The ballroom on the highest level can seat up to 2,715 persons (banquet-style) or 3,630 persons (theater-style). The exhibit hall on the lowest level can hold up to 790 booths or seat up to 6,800 persons (banquet-style) or 9,600 persons (theater-style). Extensive acoustics work was performed to not only provide sound isolation between adjacent activities within the center, but also to control noise output to the surrounding community.

The facility is more than double the size of the older convention center that was erected in 1977, renovated in 1997, and torn down in February 2006. There had been controversy about the older building as well as the site of the new building.

The building cost $225 million to construct. A new Marriott hotel named Marriott City Center was built to provide lodging for visitors and now connects to the Convention Center.

The west-facing wall of the new convention center boasts a large public art piece called the 'Shimmer Wall', which was completed in 2009. It contains 80,000 aluminum panels backed by LED lights. The piece is 44 feet tall and 210 feet wide. It is a work of a local artist Thomas Sayre. 'Shimmer Wall' features a giant oak tree, which represents Raleigh's nickname, the 'City of Oaks'. The wall was sponsored by Cree Inc., a local company that manufactures LED lights.

National Agents Alliance held its NAA Leadership Conference on Sept. 11-14, 2008 and was the first convention held in the new center.

On the night of December 1, 2025, a fire broke out on the roof of the convention center, caused by a gas leak. There was limited damage to the building and the fire did not spread to other buildings before being extinguished. Several scheduled events at the center were canceled or postponed as a result.

==Expansion==
In February 2023, the City of Raleigh announced a $425M expansion that will add 500,000 sqft of meeting space, a 50,000 sqft, and an additional capacity of 20,000 people. In addition, the Red Hat Amphitheater will be relocated and built in a more permanent style.

==Raleigh Convention Hotel and Downtown Development Project==
In the late 2010s, the City of Raleigh would realize the lack of hotel space near the convention center and began a project to build a new hotel and office building next to the convention center.

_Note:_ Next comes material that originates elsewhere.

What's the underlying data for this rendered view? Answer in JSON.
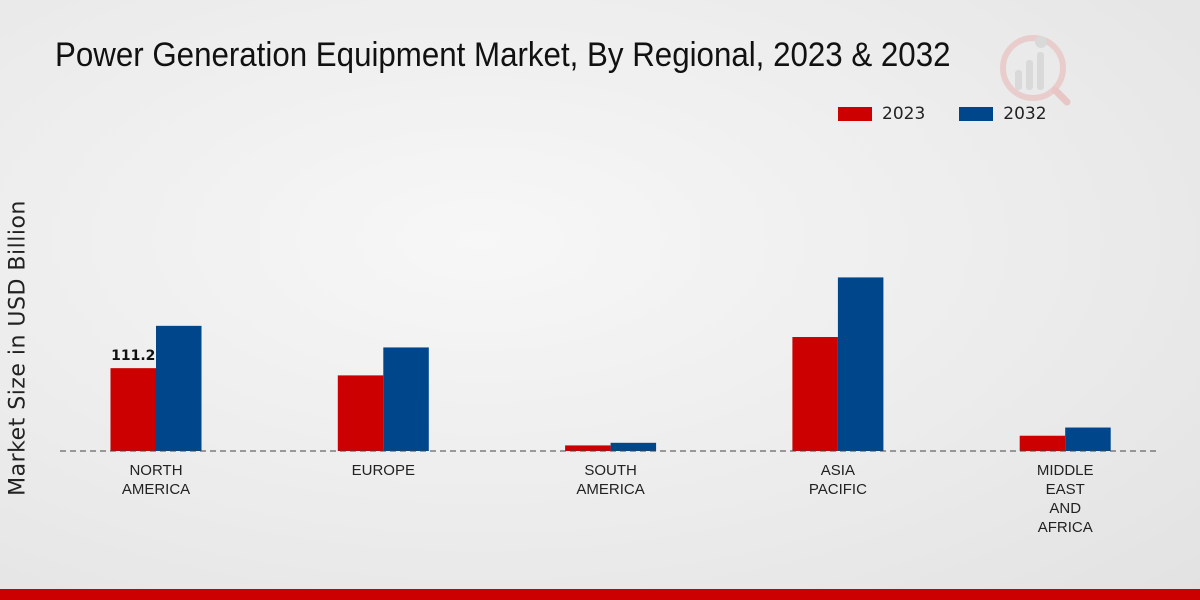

However, due to Covid, this project was put on hold, until it was resumed in summer of 2022. The city would then realize more need for residential spaces over office spaces in downtown and modified the plan to better accommodate this. The city is currently accepting design proposals and will select a plan sometime in 2023 with the project expected to be complete in 2028. While exact building heights are still unknown, based on conceptual renderings, it is expected that the hotel will rise to roughly 550 feet tall and the residential building will rise to roughly 800 feet tall.

==Downtown Raleigh Amphitheater==

On June 4, 2010 the City opened the Downtown Raleigh Amphitheater adjacent to the Convention Center, which seats around about 6,000. It got a sponsor name (Red Hat) in September 2012.